Photo by 大洞博靖氏
きたる12月。開催日は未定だけれど、東京は板橋宿本町ちかくのギャラリー「ダンジョン」で、詩と美術のコラボレーション展が開催される予定です。ダンジョンを主催する映像作家の安藤順健さんと詩人・評論家の生野毅さんがタッグを組んでディレクションをする。
ぼくは、展示はしないのだけれど、今年8月にワタリウム美術館で共演したバンドAramのベーシスト・村岡佑樹さんと、今回、初共演となる踊り手のレンカさんとで、ポエトリー・リーディングに挑みます。さらに、Aramからもうお一方、出演予定。

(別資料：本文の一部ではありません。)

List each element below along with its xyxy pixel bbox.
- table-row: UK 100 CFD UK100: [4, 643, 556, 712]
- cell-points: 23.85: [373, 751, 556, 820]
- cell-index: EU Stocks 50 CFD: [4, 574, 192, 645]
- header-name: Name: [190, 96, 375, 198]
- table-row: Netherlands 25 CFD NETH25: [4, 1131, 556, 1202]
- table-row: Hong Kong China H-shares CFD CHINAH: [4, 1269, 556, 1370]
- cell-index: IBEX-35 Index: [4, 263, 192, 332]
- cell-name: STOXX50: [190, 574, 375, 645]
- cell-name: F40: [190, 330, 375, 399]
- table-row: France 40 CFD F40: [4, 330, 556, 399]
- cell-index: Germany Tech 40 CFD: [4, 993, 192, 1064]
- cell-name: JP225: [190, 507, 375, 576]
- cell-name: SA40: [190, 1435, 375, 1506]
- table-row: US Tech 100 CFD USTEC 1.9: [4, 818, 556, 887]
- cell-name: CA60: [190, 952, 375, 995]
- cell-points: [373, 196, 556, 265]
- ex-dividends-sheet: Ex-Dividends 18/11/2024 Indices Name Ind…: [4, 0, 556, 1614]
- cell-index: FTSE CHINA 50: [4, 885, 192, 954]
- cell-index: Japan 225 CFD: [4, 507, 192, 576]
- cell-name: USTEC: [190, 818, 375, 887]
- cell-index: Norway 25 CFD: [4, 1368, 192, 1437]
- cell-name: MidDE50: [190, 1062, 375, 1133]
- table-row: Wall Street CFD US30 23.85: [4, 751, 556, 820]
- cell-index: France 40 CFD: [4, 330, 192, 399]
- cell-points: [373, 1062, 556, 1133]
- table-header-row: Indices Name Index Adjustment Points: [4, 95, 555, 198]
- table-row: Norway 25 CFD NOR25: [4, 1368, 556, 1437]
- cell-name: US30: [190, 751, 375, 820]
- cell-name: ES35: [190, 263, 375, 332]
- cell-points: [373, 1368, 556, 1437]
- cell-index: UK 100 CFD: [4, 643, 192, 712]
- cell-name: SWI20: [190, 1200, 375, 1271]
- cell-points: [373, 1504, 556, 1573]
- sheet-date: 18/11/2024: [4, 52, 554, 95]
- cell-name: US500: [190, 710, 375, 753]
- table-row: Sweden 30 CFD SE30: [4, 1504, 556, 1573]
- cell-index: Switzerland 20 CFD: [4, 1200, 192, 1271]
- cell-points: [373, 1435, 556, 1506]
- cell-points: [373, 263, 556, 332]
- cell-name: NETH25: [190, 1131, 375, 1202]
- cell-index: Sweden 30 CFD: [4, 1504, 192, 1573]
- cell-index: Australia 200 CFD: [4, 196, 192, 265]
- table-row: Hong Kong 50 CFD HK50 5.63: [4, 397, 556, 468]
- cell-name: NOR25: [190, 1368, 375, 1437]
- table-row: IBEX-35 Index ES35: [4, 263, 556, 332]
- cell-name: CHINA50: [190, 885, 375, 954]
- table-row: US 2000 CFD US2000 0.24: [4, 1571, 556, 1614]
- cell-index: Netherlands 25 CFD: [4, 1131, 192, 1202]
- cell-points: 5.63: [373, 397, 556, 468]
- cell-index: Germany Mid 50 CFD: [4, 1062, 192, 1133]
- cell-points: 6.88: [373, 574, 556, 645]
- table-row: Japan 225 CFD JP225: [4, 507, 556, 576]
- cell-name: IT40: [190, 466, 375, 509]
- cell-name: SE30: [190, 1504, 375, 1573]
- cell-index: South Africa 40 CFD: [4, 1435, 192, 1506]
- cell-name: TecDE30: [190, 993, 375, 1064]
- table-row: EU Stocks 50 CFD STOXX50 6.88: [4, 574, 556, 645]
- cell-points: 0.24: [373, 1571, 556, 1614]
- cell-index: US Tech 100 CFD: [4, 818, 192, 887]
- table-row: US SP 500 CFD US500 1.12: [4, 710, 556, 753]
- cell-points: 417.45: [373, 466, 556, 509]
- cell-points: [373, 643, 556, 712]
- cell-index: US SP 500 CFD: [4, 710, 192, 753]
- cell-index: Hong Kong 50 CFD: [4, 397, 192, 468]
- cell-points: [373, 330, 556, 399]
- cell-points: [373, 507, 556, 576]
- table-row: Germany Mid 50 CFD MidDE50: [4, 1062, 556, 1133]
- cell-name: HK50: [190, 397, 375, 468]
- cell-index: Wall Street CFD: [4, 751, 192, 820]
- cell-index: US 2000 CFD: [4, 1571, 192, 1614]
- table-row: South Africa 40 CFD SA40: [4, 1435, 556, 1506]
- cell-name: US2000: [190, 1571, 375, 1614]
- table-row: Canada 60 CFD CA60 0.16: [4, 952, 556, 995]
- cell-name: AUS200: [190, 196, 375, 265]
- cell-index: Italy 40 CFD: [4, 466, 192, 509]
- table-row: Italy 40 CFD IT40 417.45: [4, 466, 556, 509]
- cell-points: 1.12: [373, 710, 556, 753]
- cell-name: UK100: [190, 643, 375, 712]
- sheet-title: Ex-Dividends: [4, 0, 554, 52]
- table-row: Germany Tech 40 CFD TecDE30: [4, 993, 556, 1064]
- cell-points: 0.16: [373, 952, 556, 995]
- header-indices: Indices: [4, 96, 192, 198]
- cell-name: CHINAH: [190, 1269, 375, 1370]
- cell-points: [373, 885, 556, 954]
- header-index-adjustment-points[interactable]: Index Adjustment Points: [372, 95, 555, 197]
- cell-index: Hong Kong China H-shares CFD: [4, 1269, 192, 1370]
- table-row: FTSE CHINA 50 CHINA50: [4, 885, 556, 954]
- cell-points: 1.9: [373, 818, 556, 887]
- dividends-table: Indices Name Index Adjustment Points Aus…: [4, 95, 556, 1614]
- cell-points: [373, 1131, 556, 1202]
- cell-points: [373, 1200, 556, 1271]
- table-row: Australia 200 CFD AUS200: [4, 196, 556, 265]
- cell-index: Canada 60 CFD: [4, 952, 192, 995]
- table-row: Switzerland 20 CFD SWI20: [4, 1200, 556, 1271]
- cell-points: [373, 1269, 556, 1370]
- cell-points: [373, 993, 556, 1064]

さて、9/27、「開座・森下アトリエ公演 夜たらし」にてレンカさんが踊るという。安藤さん、生野さんとともにうかがった。共演は、岡庭秀之(舞)さんと金子雄生(トランペット・民族楽器)各氏。場所は、墨田区のとあるマンションの一室。でも室内は、古畳と木箱が雑然と置かれた、大正期の芝居小屋の雰囲気。金子さんがダークでフリーなフレーズのあいまに、映画「死刑台のエレベーター」のあのメロディーを引用し、白髭で着物姿の舞手、であるはずの岡庭さんが即興で古典落語をぶつ。そのテクスチャーの表裏で、レンカさんが、舞った。
今回のレンカさんの「舞」は、あまり激しく大振な動きはせずに、たたずみ、ゆれ、顔と指先と肉体と白い肌が見せる表情のうつろいで、言葉にならないなにかを、うったえかけてくる。岡庭さんの艶っぽい落語の近傍、白熱灯をもちいた「変顔」芸で、子どものように遊びまわりながら。
その動きは、とてもシンプルだ。両腕を肩まで水平にゆっくりとあげ、ライトの光を指先で散らしながら、祈りスレスレに、ゆっくりと体の正面であわせるだけで、他界のようなゾーンを降ろしてしまう。そして、その動作は肉体のエロティシズムを放散しつつ、人形の冷たい自動性もおびている。光のなかで、儚げにゆれる、乾いたエロスを。
レンカさんは、自身の身体を、ダンスと呼んだり、舞踏と呼んだりするのを好まないみたいだ。さるダンス・カンパニーで学んだ彼女の「踊り」は、いまはどのスクールにも属していない。ただただ、惹きこまれ、ずっと観ていたくなる素直な美しさと深さを宿している。
夜には、予告なく新宿の路上にでて、見ず知らずのミュージシャンやパフォーマーたちと一期一会のセッションを愉しむという、レンカさん。Aramのみならず、そんなフリーな肉体とアーティストシップをもつ踊り手と、これから、一夜の夢をみることができるなんて。とても、光栄で、たのしみ。